Dawid Rejmer: Jakie cele stawiają sobie Państwo dla fundacji rodzinnej zarządzającej majątkiem? Dlaczego uznali Państwo, że warto podjąć decyzję o jej rejestracji?
Krzysztof Folta: Powiem tak: posiadamy aktywa, które generują roczne dochody. Planujemy zasilać z tych środków naszą fundację charytatywną. Naszym celem nie jest jednak przeznaczanie od razu 100% dochodów na fundację charytatywną. Zgromadzony majątek chcemy dalej reinwestować. Pozwala to na bardziej racjonalne i elastyczne zarządzanie majątkiem.
Ewa Folta: Poza tym, jeśli chcemy, aby Folta Foundation, czyli fundacja charytatywna, funkcjonowała przez długi czas, to potrzebujemy podmiotu, który będzie ją regularnie zasilał finansowo.

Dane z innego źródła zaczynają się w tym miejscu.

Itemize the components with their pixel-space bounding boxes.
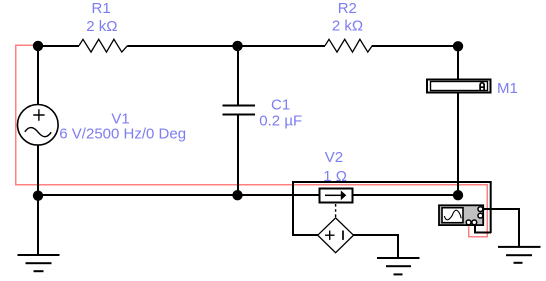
svg-text:0.2 µF: 0.2 µF — [259, 113, 302, 130]
wire: left vertical V1 bottom — [37, 144, 39, 196]
wire: red horizontal under scope — [468, 236, 488, 238]
wire: black horizontal under scope — [474, 232, 491, 234]
wire: right vertical below M1 — [457, 93, 459, 195]
wire: control loop left vertical — [292, 181, 294, 235]
svg-text:6 V/2500 Hz/0 Deg: 6 V/2500 Hz/0 Deg — [59, 126, 186, 143]
wire: red stub to top-left node — [15, 45, 34, 47]
wire: middle vertical below C1 — [237, 115, 239, 195]
wire: diamond left horizontal — [292, 234, 318, 236]
wire: scope ground horizontal — [483, 208, 519, 210]
wire: top horizontal right of R2 — [372, 45, 458, 47]
wire: bottom horizontal left of V2 sensor — [37, 194, 319, 196]
wire: diamond right horizontal — [353, 234, 398, 236]
wire: left vertical to ground — [37, 196, 39, 255]
ground left — [18, 254, 60, 272]
wire: red vertical right of scope — [487, 184, 489, 238]
wire: top horizontal node segment left of R1 — [37, 45, 79, 47]
wire: black vertical to scope terminal — [474, 226, 476, 233]
junction node top-left — [33, 41, 43, 51]
wire: vertical to middle ground — [397, 234, 399, 258]
ammeter M1 — [427, 80, 491, 93]
V2 current sensor box — [320, 189, 353, 203]
capacitor C1 — [223, 105, 256, 107]
resistor R1 — [79, 39, 128, 52]
resistor R2 — [325, 39, 372, 52]
junction node bottom-middle — [232, 190, 242, 200]
junction node top-middle — [232, 41, 242, 51]
ground right — [498, 246, 541, 264]
svg-text:2 kΩ: 2 kΩ — [86, 18, 117, 35]
junction node bottom-right — [453, 190, 463, 200]
ground middle — [377, 257, 420, 275]
wire: right vertical above M1 — [457, 46, 459, 79]
wire: control loop right vertical — [490, 181, 492, 233]
wire: top horizontal between R1 and R2 — [128, 45, 326, 47]
svg-text:2 kΩ: 2 kΩ — [332, 18, 363, 35]
svg-text:M1: M1 — [497, 80, 518, 97]
svg-text:R2: R2 — [338, 0, 357, 17]
oscilloscope — [439, 205, 483, 225]
wire: red long horizontal to scope — [15, 184, 488, 186]
wire: scope ground vertical — [518, 208, 520, 247]
wire: red vertical to scope terminal — [468, 226, 470, 238]
wire: left vertical V1 top — [37, 45, 39, 105]
svg-text:1 Ω: 1 Ω — [323, 168, 347, 185]
svg-text:R1: R1 — [92, 0, 111, 17]
junction node bottom-left — [33, 191, 43, 201]
svg-text:C1: C1 — [271, 97, 290, 114]
AC source V1 — [18, 105, 59, 146]
wire: control loop top horizontal — [292, 181, 491, 183]
svg-text:V2: V2 — [325, 149, 343, 166]
wire: red channel-A probe vertical left — [15, 45, 17, 186]
wire: middle vertical above C1 — [237, 46, 239, 106]
control link dashed — [335, 204, 337, 218]
wire: bottom horizontal right of V2 sensor — [353, 194, 458, 196]
dependent source V2 diamond — [318, 218, 354, 253]
junction node top-right — [453, 41, 463, 51]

Dawid Rejmer: Dlaczego zależy Państwu na tym, aby fundacja charytatywna i fundacja rodzinna istniały? Czy nie byłoby prościej po prostu wydać te pieniądze za życia?
Ewa Folta: Nie jesteśmy zbyt dobrzy w wydawaniu pieniędzy na konsumpcję. Owszem, sporo inwestuję w sztukę, ale traktuję to również jako formę lokowania kapitału. Nie chciałabym wydawać pieniędzy na rzeczy, które nie mają dla mnie większego znaczenia – jak latanie helikopterem tam i z powrotem, posiadanie wielu domów w różnych miejscach czy własnego jachtu. To po prostu nie jest nam potrzebne. Wolimy czasowo coś wynająć, skorzystać, a potem się z tym rozstać i nie zaprzątać sobie tym głowy. Myślę, że to wynika z naszego podejścia do życia i pewnej wygody.

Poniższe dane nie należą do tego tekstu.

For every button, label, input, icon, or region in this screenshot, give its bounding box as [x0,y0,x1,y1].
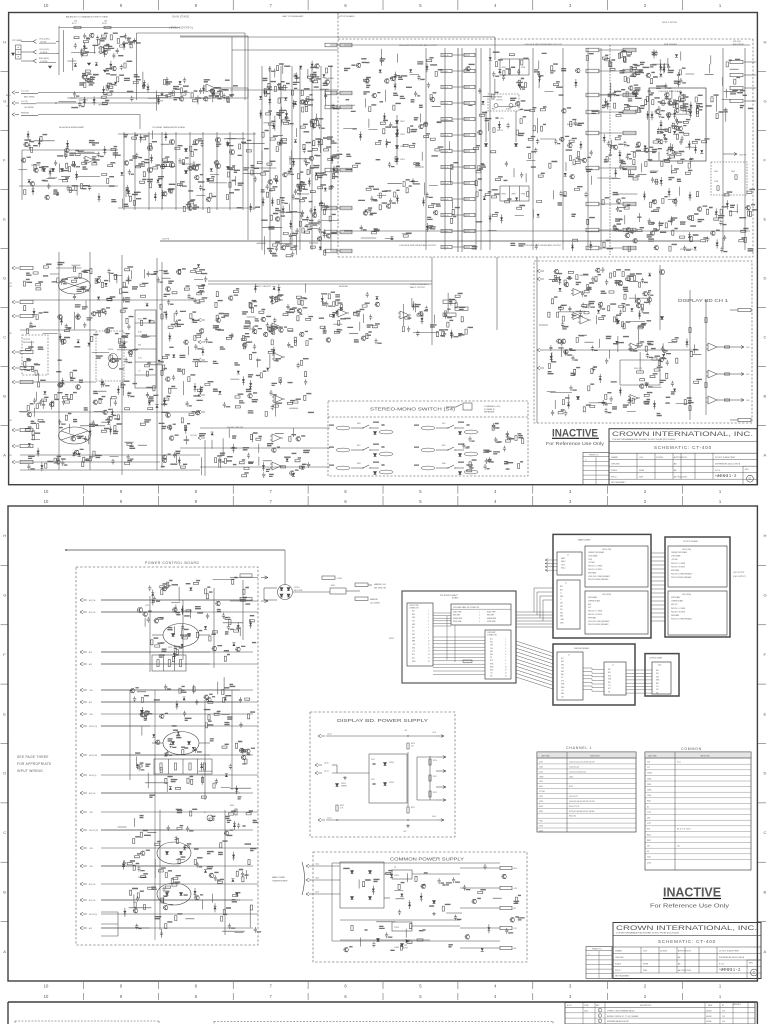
svg-text:RD2: RD2 [561,661,564,663]
low-side error amp op-amp U3 [668,149,676,156]
svg-text:J1-6 (9): J1-6 (9) [21,101,28,103]
svg-text:NONE: NONE [639,470,645,472]
gain network dashed box [711,162,747,195]
level control potentiometer FADER [157,95,168,97]
wire gain stage feedback [70,97,248,99]
power control wires to right edge [253,611,258,613]
title block grid rows [609,459,757,461]
svg-text:PROJ #: PROJ # [615,970,621,972]
P6P internal wires upper [433,612,451,614]
prints-to table [583,453,609,485]
svg-text:R141: R141 [8,420,12,422]
svg-text:AE TW 01/31/94: AE TW 01/31/94 [674,475,687,478]
svg-text:CR501: CR501 [341,783,346,785]
svg-text:OBSOLETED: OBSOLETED [590,755,601,757]
svg-text:R502: R502 [340,805,344,807]
resistor trio box [152,655,186,671]
svg-text:10/28/94: 10/28/94 [706,1021,712,1023]
svg-text:COMMON POWER SUPPLY: COMMON POWER SUPPLY [390,857,464,862]
output board boundary bus taps [330,44,352,46]
svg-text:GN5: GN5 [561,671,564,673]
output board J200 L700 box [668,546,727,587]
svg-text:F401: F401 [331,585,335,587]
svg-text:OPEN: OPEN [502,194,506,196]
svg-text:J801-12 (5): J801-12 (5) [89,914,98,916]
svg-text:PS01-19: PS01-19 [442,247,449,249]
svg-text:COMMON: COMMON [681,747,702,751]
svg-text:W/4 GRN-YEL: W/4 GRN-YEL [374,588,386,590]
output reference dashed box [22,335,48,375]
power control board dashed box [76,567,258,945]
buffer op-amp U6 [338,309,347,317]
svg-text:BOARD: BOARD [452,597,459,600]
display J3-J4 jogged wires [583,667,592,669]
svg-text:BL1: BL1 [490,639,493,641]
svg-text:GAIN STAGE: GAIN STAGE [172,15,190,18]
voltage translator rails [123,132,125,210]
svg-text:YE4: YE4 [561,668,564,670]
wire bridge outputs [264,587,277,589]
switch area extra components [462,423,524,472]
revision table sheet 3 [565,1003,755,1024]
P6P internal wires lower [433,636,485,638]
low-side error amp box components [653,94,707,157]
svg-text:GN3: GN3 [656,676,659,678]
fault circuit components [215,284,311,417]
svg-text:J5: J5 [565,583,567,585]
svg-text:C: C [764,335,767,340]
svg-text:CR107: CR107 [294,587,300,589]
svg-text:J3-14: J3-14 [324,771,329,773]
svg-text:-15V: -15V [588,607,591,609]
svg-text:R76: R76 [647,829,650,831]
svg-text:J1-5 (12): J1-5 (12) [21,91,29,93]
svg-text:1N4933: 1N4933 [402,948,408,950]
high-side driver block C [360,178,438,238]
svg-text:HIGH-SIDE NPN DRIVER AND OUTPU: HIGH-SIDE NPN DRIVER AND OUTPUT [399,44,438,47]
svg-text:01/18/90: 01/18/90 [656,457,663,459]
second PS bus dashed vertical [609,45,611,255]
fault circuit op-amp U5D [274,395,283,403]
bridge rectifier RECT81 [278,585,293,600]
svg-text:CL32: CL32 [539,771,543,773]
display bd comparator U510A [630,395,638,402]
svg-text:01/18/90: 01/18/90 [660,951,667,953]
high-side driver sparse east [437,122,455,224]
svg-text:GREEN: GREEN [341,786,348,788]
bundle P6P to main board J5 [516,611,553,613]
svg-text:CR412: CR412 [400,134,405,136]
output board box sheet2 [665,537,730,637]
svg-text:CT11: CT11 [647,823,651,825]
svg-text:SCALE: SCALE [611,469,618,472]
svg-text:CH1+(CH2+): CH1+(CH2+) [39,38,50,40]
wire mains top rail [66,549,285,551]
svg-text:05/02/94: 05/02/94 [706,1016,712,1018]
svg-text:+15V: +15V [412,644,415,646]
svg-text:J0631-2: J0631-2 [717,473,737,478]
main board J203 L703 box [585,546,648,587]
svg-text:PS01-10: PS01-10 [442,167,449,169]
svg-text:R500 4.7K: R500 4.7K [634,368,643,370]
channel 1 table [537,752,636,832]
svg-text:J4-3 (GRN): J4-3 (GRN) [370,603,380,605]
svg-text:E: E [764,217,767,222]
svg-text:T001: T001 [539,821,543,823]
svg-text:R510: R510 [433,760,437,762]
svg-text:330: 330 [138,345,141,347]
svg-text:C: C [3,830,6,835]
svg-text:GND: GND [560,616,563,618]
svg-text:H: H [3,533,6,538]
svg-text:CROWN INTERNATIONAL, INC.: CROWN INTERNATIONAL, INC. [616,925,757,932]
wire top band rail B [232,49,338,51]
svg-text:RL29,172,178: RL29,172,178 [569,806,579,808]
svg-text:LGG: LGG [643,951,647,953]
svg-text:C201,161-242: C201,161-242 [569,766,579,768]
svg-text:GND -15V: GND -15V [671,604,677,606]
sense input arrow RFI [12,113,15,115]
svg-text:B: B [3,889,6,894]
svg-text:CR413: CR413 [400,146,405,148]
svg-text:CT7001: CT7001 [539,791,545,793]
svg-text:R131: R131 [8,333,12,335]
svg-text:BALANCED TO UNBALANCED INPUT S: BALANCED TO UNBALANCED INPUT STAGE [66,16,109,19]
svg-text:+PS1: +PS1 [89,812,93,814]
svg-text:J0631-2: J0631-2 [721,967,741,972]
svg-text:SW1: SW1 [560,612,563,614]
left block transistors [58,315,63,320]
fault circuit op-amp U5A [272,296,281,304]
driver group box high-side [500,59,529,75]
svg-text:10: 10 [44,984,49,989]
svg-text:OBSOLETED: OBSOLETED [700,755,711,757]
svg-text:NEXT ASSEMBLY: NEXT ASSEMBLY [611,481,627,484]
svg-text:A: A [764,949,767,954]
output terminal BLACK [509,104,513,108]
main board J4 input arrows [545,559,557,561]
high-side error amp diodes [43,169,46,172]
svg-text:2089: 2089 [643,970,647,972]
svg-text:For Reference Use Only: For Reference Use Only [546,441,605,446]
display bd feedback loop box [620,359,660,361]
svg-text:LEVEL CONTROL: LEVEL CONTROL [169,27,194,30]
wire fault feed double rail [208,280,432,282]
display bd output op-amps [708,343,717,351]
svg-text:13: 13 [505,676,507,678]
stereo-mono header switch [446,406,456,408]
svg-text:WH4: WH4 [608,679,611,681]
svg-text:GND-4: GND-4 [561,568,566,570]
svg-text:SCHEMATIC: CT-400: SCHEMATIC: CT-400 [654,445,712,450]
svg-text:ZONE: ZONE [584,1005,588,1007]
svg-text:+5V: +5V [490,673,493,675]
svg-text:HL31: HL31 [539,786,543,788]
display bd op-amp A [573,289,581,296]
power control transistor Q751 [137,607,142,612]
svg-text:PS01-18: PS01-18 [442,55,449,57]
svg-text:BIAS STRING: BIAS STRING [567,123,580,126]
svg-text:CR401: CR401 [394,947,399,949]
main board J4 connector [557,552,582,575]
title block grid rows [613,953,761,955]
svg-text:J4P (4,6): J4P (4,6) [733,41,741,43]
svg-text:-SEN: -SEN [560,622,563,624]
svg-text:+15V GND: +15V GND [588,562,595,564]
svg-text:K1: K1 [647,806,649,808]
wire level to translator [218,87,248,89]
svg-text:BU5: BU5 [656,683,659,685]
svg-text:CROWN INTERNATIONAL, INC.: CROWN INTERNATIONAL, INC. [612,431,753,438]
svg-text:DRAWN: DRAWN [615,950,622,953]
wire top band rail C [230,89,338,91]
svg-text:Q01,115,117: Q01,115,117 [569,796,578,798]
display bd right edge labels [738,308,751,311]
input stage grounds [48,66,51,68]
svg-text:LOW-SIDE PNP DRIVER AND OUTPUT: LOW-SIDE PNP DRIVER AND OUTPUT [524,244,562,247]
svg-text:J801-6 (11): J801-6 (11) [89,726,98,728]
svg-text:REAR PANEL: REAR PANEL [492,96,503,99]
svg-text:For Reference Use Only: For Reference Use Only [650,904,729,910]
svg-text:J8-8: J8-8 [513,948,516,950]
svg-text:CB51: CB51 [647,784,651,786]
svg-text:TURN ON DELAY &: TURN ON DELAY & [410,283,429,286]
svg-text:Q63: Q63 [647,818,650,820]
svg-text:CR63: CR63 [647,778,651,780]
svg-text:WHT: WHT [412,637,415,639]
buffer components [320,292,379,344]
high-side error amp components [18,131,116,203]
svg-text:APPROVED BY :: APPROVED BY : [678,950,692,953]
svg-text:SEPARATE: SEPARATE [484,411,495,414]
svg-text:HL20: HL20 [569,786,573,788]
display bd op-amp B [573,313,581,320]
power control horizontal wires [101,599,240,601]
svg-text:C102,121,125,127,128,131,132,1: C102,121,125,127,128,131,132,137 [569,762,595,764]
svg-text:R411 10: R411 10 [497,130,503,132]
svg-text:GN3: GN3 [608,675,611,677]
svg-text:BN10: BN10 [490,666,494,668]
power control R663 column [235,809,237,815]
sheet 1 zone numbers bottom [83,486,85,494]
svg-text:YE4: YE4 [490,648,493,650]
high-side output diff pair oval top [59,277,91,294]
svg-text:G: G [764,593,767,598]
switch cluster rows [336,426,350,430]
svg-text:E.C.N.: E.C.N. [719,964,725,966]
title block frame [613,923,761,979]
svg-text:R511: R511 [433,776,437,778]
svg-text:PS01 CH2 : LO DRIVE: PS01 CH2 : LO DRIVE [588,566,602,568]
svg-text:CR411: CR411 [400,121,405,123]
svg-text:BK2: BK2 [656,673,659,675]
svg-text:PS01 CH2 : HI DRIVE: PS01 CH2 : HI DRIVE [588,569,602,571]
svg-text:LOW-SIDE PNP DRIVER AND OUTPUT: LOW-SIDE PNP DRIVER AND OUTPUT [399,244,437,247]
P6P resistor on wire [463,660,472,662]
svg-text:AE TW 01/31/94: AE TW 01/31/94 [678,969,691,972]
bundle riser to J5 upper [533,588,535,612]
level control components [142,72,229,111]
svg-text:BBS1 SENSE: BBS1 SENSE [24,97,35,99]
display supply ladder out arrows [436,756,446,758]
turn-on delay components [402,293,467,339]
high-side driver block B [359,113,440,168]
svg-text:7815: 7815 [394,875,400,877]
svg-text:GND: GND [490,670,493,672]
svg-text:SUPERSEDES J0631-2 REV A: SUPERSEDES J0631-2 REV A [719,956,745,959]
display bd LED diodes [661,317,664,320]
svg-text:U514: U514 [539,831,543,833]
svg-text:OR3: OR3 [561,664,564,666]
svg-text:GND: GND [588,604,591,606]
svg-text:PROJ #: PROJ # [611,476,617,478]
svg-text:RD2: RD2 [490,642,493,644]
svg-text:DRAWN: DRAWN [611,456,618,459]
voltage translator components [120,130,264,212]
svg-text:E.C.N.: E.C.N. [567,1005,572,1007]
svg-text:HIGH-SIDE ERROR AMP: HIGH-SIDE ERROR AMP [59,126,85,129]
svg-text:R513: R513 [411,743,415,745]
low-side NPN driver components [465,54,545,250]
svg-text:R411: R411 [647,834,651,836]
power control opto U751 [163,624,199,647]
svg-text:PS01 CH2 : HI DRIVE: PS01 CH2 : HI DRIVE [671,611,685,613]
svg-text:J200 (J200): J200 (J200) [682,594,691,596]
display supply top rail [326,735,436,737]
main board J203 J203 box [585,591,648,634]
svg-text:LOW-SIDE NPN DRIVER AND OUTPUT: LOW-SIDE NPN DRIVER AND OUTPUT [524,43,562,46]
svg-text:MAIN BD: MAIN BD [370,598,379,601]
display supply bridge caps [372,762,375,764]
P6P 9-pin cable box [451,604,511,625]
svg-text:GND: GND [560,596,563,598]
svg-text:CR414: CR414 [400,159,405,161]
display supply bottom rail [326,819,436,821]
svg-text:U1: U1 [394,867,396,869]
svg-text:B: B [3,394,6,399]
svg-text:SUPERSEDES J0631-2 REV A: SUPERSEDES J0631-2 REV A [715,462,741,465]
low-side error amp box [649,88,706,161]
svg-text:J3-B: J3-B [746,400,749,402]
display supply green LED [336,784,339,787]
svg-text:DO NOT SCALE PRINT: DO NOT SCALE PRINT [719,950,740,953]
svg-text:OPEN: OPEN [521,194,525,196]
svg-text:GND: GND [561,693,564,695]
svg-text:OPEN: OPEN [511,194,515,196]
output board J200 J200 box [668,591,727,635]
P6P internal riser [446,616,448,660]
svg-text:C502: C502 [371,779,375,781]
svg-text:A: A [764,453,767,458]
svg-text:2089: 2089 [639,476,643,478]
common supply diode CR401 [401,944,404,947]
left block long rails [121,255,123,475]
svg-text:CONNECTOR: CONNECTOR [409,607,420,609]
pre-driver right column sparse [705,55,739,121]
level control wire box [137,32,246,34]
svg-text:R517: R517 [411,807,415,809]
bundle main to output board [651,552,665,554]
svg-text:12: 12 [428,647,430,649]
main bd arrow labels right of bridge [322,576,335,579]
svg-text:2: 2 [599,1016,600,1018]
svg-text:PCP PANEL: PCP PANEL [12,39,22,42]
input stage components [58,33,138,107]
delay circuit op-amp U7A [272,434,281,442]
resistor R1 1K [74,26,81,28]
svg-text:10: 10 [44,994,49,999]
turn-on delay output labels [443,300,456,303]
svg-text:CH1-(CH2-): CH1-(CH2-) [39,49,49,51]
display bd ch1 dashed box [534,261,752,423]
svg-text:GY8: GY8 [561,680,564,682]
svg-text:100: 100 [677,846,680,848]
svg-text:SCALE: SCALE [615,963,622,966]
transformer bracket [302,862,305,895]
svg-text:(2 PANELS): (2 PANELS) [484,408,495,411]
svg-text:RD1: RD1 [608,669,611,671]
svg-text:RL30: RL30 [539,806,543,808]
svg-text:11: 11 [428,644,430,646]
svg-text:DESCRIPTION: DESCRIPTION [640,1005,652,1007]
power control board vertical rails [149,596,151,672]
svg-text:CLK: CLK [561,696,564,698]
svg-text:(CH1 OUTPUT): (CH1 OUTPUT) [733,576,746,578]
svg-text:SIG: SIG [560,609,562,611]
svg-text:CH2 SENSE: CH2 SENSE [24,107,34,109]
svg-text:ORG: ORG [412,617,415,619]
common supply rail bottom [332,940,500,942]
driver group box low-side [500,186,529,201]
svg-text:D: D [3,771,6,776]
svg-text:12: 12 [505,673,507,675]
svg-text:C62: C62 [647,762,650,764]
wire input bus [58,26,60,75]
svg-text:1718 WEST MISHAWAKA ROAD EL: 1718 WEST MISHAWAKA ROAD ELKHART, IN 465… [612,438,675,441]
svg-text:CR63: CR63 [539,776,543,778]
wire top band rail A [180,36,495,38]
svg-text:K1: K1 [204,812,206,814]
svg-text:A: A [3,949,6,954]
display-control bundle [626,669,652,671]
P6P 16-pin display connector list [485,630,511,679]
title block rev circle [743,465,757,467]
svg-text:VI7: VI7 [561,677,563,679]
svg-text:J10-2: J10-2 [315,864,319,866]
svg-text:RECT81M: RECT81M [294,590,303,592]
svg-text:J10-3: J10-3 [315,878,319,880]
svg-text:+PS1: +PS1 [89,714,93,716]
rear panel output dashed box [488,94,519,111]
svg-text:C501: C501 [371,759,375,761]
svg-text:CR7: CR7 [404,945,407,947]
power control resistor quad row [154,759,212,774]
svg-text:BRN: BRN [412,641,415,643]
svg-text:Q751: Q751 [145,605,149,607]
svg-text:10: 10 [505,666,507,668]
svg-text:J203 (L703): J203 (L703) [602,549,611,551]
display supply R502 [336,805,338,811]
common supply components [344,864,518,952]
display bd power supply dashed box [310,712,455,837]
svg-text:INPUT WIRING: INPUT WIRING [17,769,43,773]
svg-text:Q315: Q315 [539,801,543,803]
output board dashed boundary [337,13,339,257]
svg-text:BBS1: BBS1 [6,95,11,97]
svg-text:CH1 FB: CH1 FB [162,239,170,241]
svg-text:CR503: CR503 [389,762,394,764]
svg-text:C: C [764,830,767,835]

Krzysztof Folta: Mam chyba większego „węża w kieszeni” niż żona. Dla mnie myślenie, że: „Jak wygram milion, pięć, dziesięć, piętnaście milionów, to przestanę pracować” jest zupełnie abstrakcyjne. Nie mamy hedonistycznego podejścia do życia. Przyjechałem do Wrocławia 46 lat temu i w tym mieście osiągnąłem sukces zawodowy, społeczny i biznesowy. Uważam, że kolekcja, którą chcę zaprezentować, będzie moim wkładem dla społeczności – czymś, co pozostanie po nas.

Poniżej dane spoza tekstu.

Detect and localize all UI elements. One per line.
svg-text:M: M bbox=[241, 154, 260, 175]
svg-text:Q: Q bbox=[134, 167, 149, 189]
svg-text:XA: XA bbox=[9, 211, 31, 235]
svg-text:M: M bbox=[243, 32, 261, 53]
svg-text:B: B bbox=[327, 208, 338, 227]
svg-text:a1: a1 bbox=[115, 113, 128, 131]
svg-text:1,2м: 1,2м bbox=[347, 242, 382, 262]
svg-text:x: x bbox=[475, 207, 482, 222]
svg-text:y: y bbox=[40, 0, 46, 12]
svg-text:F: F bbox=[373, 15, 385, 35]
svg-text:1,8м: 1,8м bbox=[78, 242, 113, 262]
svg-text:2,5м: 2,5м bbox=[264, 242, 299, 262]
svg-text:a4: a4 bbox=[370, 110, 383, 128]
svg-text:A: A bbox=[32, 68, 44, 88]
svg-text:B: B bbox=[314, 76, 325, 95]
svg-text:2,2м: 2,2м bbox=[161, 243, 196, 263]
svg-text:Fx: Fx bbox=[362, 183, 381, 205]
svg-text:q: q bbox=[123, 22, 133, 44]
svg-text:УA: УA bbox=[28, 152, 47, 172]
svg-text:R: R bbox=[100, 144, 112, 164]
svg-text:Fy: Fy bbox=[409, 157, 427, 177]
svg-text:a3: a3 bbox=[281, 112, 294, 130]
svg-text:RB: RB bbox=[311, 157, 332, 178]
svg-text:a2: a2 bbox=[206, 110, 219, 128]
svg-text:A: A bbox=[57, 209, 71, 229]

Dawid Rejmer: Aby zrealizować wizję pozostawienia działającej firmy i trwałej kolekcji, potrzebne są stabilne finanse. W co powinna inwestować fundacja rodzinna, aby długoterminowo utrzymać zgromadzony majątek? Czy to powinny być kryptowaluty, akcje, a może coś innego? Czego unikać?
Krzysztof Folta: Nie jest tajemnicą, że posiadamy akcje dwóch spółek giełdowych, które najprawdopodobniej zostaną przeniesione do fundacji. To jedna kwestia. Druga – mamy pewne aktywa finansowe, takie jak obligacje, odsetki czy dywidendy. Osobiście jestem zwolennikiem konserwatywnego podejścia do finansów.
Dawid Rejmer: Rodzina Carlsberg stworzyła prywatną kolekcję sztuki wystawianą dzisiaj w Kopenhadze w Glypotek. Czy Państwo chcecie zrobić coś podobnego?
Krzysztof Folta: Dla nas inspiracją są pierwsi kapitaliści z XIX i początku XX wieku – w czasach dominacji węgla i stali – którzy pozostawili po sobie galerie, uniwersytety czy kolekcje. Chociaż na mniejszą skalę, chcemy również zostawić coś trwałego, co będzie ludziom sprawiać radość, edukować i wspierać przyszłe pokolenia.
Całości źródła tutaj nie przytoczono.